In Illinois, there is pressure on the local assessors to increase tax revenues. This pressure is political in nature and is resulting in higher assessments and a search for alternative sources of revenue. Even if assessments remain stable, rates will increase at a substantial rate because local goverments continue to resist spending cuts.

Real Estate Tax
Real estate tax, also known as property tax, is a tax levied on real property, usually in an ad valorem manner (i.e. in proportion to the value of something). Generally, real property refers to land, buildings and their structural components.

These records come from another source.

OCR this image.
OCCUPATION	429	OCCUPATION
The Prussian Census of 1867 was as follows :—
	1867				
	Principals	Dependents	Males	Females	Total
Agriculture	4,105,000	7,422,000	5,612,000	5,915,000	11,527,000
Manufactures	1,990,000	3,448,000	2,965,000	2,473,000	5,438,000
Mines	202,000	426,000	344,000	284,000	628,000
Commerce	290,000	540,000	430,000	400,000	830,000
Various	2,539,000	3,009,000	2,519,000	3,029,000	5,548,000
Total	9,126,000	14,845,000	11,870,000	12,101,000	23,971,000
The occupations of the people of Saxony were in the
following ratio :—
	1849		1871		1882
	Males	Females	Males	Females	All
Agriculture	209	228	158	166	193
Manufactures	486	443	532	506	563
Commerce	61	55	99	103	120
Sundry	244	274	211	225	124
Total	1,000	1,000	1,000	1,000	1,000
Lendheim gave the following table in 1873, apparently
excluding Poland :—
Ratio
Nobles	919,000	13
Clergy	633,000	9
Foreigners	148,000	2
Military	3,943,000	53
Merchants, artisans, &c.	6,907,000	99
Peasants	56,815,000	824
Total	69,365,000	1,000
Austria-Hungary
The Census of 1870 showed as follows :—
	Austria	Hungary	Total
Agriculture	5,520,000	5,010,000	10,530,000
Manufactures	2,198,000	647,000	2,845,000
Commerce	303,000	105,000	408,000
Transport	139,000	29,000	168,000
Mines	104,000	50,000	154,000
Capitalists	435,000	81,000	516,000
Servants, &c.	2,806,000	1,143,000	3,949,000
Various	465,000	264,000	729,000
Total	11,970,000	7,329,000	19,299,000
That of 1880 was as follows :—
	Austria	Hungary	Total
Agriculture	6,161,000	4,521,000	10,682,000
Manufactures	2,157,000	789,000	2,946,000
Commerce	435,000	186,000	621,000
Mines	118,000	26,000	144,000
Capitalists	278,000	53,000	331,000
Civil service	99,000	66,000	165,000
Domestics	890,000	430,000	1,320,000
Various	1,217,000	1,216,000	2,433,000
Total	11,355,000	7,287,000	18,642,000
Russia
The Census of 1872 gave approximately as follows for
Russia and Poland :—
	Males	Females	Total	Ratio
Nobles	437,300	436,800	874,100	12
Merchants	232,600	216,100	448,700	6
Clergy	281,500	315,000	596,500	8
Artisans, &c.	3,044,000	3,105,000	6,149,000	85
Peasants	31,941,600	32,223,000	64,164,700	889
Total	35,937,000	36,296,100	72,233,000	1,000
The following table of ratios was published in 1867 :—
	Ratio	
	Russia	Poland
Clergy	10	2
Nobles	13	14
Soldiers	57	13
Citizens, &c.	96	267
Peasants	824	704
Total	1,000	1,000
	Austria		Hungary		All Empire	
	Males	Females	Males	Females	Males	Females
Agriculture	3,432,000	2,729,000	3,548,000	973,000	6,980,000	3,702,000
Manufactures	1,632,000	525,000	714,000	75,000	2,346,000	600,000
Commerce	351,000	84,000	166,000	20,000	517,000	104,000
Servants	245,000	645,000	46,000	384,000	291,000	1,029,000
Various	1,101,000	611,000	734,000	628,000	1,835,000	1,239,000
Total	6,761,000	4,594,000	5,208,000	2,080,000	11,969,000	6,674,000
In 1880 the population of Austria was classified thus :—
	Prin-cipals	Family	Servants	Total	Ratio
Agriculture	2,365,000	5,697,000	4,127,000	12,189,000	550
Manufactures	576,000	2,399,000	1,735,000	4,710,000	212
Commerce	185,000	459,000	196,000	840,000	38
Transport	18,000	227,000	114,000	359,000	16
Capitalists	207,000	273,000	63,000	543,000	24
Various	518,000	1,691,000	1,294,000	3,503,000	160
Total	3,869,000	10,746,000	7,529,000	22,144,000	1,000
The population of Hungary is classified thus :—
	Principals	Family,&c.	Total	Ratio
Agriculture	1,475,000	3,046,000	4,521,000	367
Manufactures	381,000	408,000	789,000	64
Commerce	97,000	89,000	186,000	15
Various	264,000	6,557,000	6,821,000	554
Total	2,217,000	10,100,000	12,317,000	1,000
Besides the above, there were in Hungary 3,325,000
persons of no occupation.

Historically, the American real estate tax has its origins in old England where funds were raised for the purpose of supporting military expeditions. The tax known as Danegeld was equivalent to 2 shillings per each 100 acres. It was first imposed during the year 868. From that time on, it was imposed whenever someone needed to be conquered. The property tax became so important that the concept was addressed in the Magna Carta. From England to the Colonies, the concept eventually came to be looked upon favorably as a stable and predictable source of revenue. The property tax has been referred to as the price of civilization.

Illinois does tax real estate and they do so quite aggressively. Revenues generated by the real estate tax are used to fund local government, particularly education.

Examples of real estate which is taxed are:

  • Manufacturing facilities
  • Shopping centers
  • Leaseholds
  • Mineral rights
  • Air rights
  • Pipelines
  • Single family houses
  • Apartment buildings and Condominium developments

The state of Illinois, Cook County and numerous municipalities levies a tax upon sale of real estate. Consult with local counsel for details.

Intangible Property Tax
Intangible property tax is a tax levied on intangible property that is generally a property interest other than real or personal property and with no intrinsic value. Its value lies in the rights themselves.

Examples include:

  • Stocks/Bonds
  • Goodwill
  • Patents
  • Copyrights
  • Customer Lists

Illinois does not tax intangible property. The city of Chicago does impose a tax on the sale and lease of software.

Personal Property Tax
Personal property tax is a tax levied on tangible property other than real estate. (The state of Illinois does not tax personal property while the state of Indiana does tax personal property).

Examples include:

  • Business inventory
  • Equipment
  • Machinery
  • Vehicles
  • Aircraft
  • Boats

Property Transaction Tax
In many jurisdictions, a tax, based upon the sale price, is levied and collected at closing.

The state of Illinois, many counties and most municipalities impose such a tax. Consult with local counsel for applicability.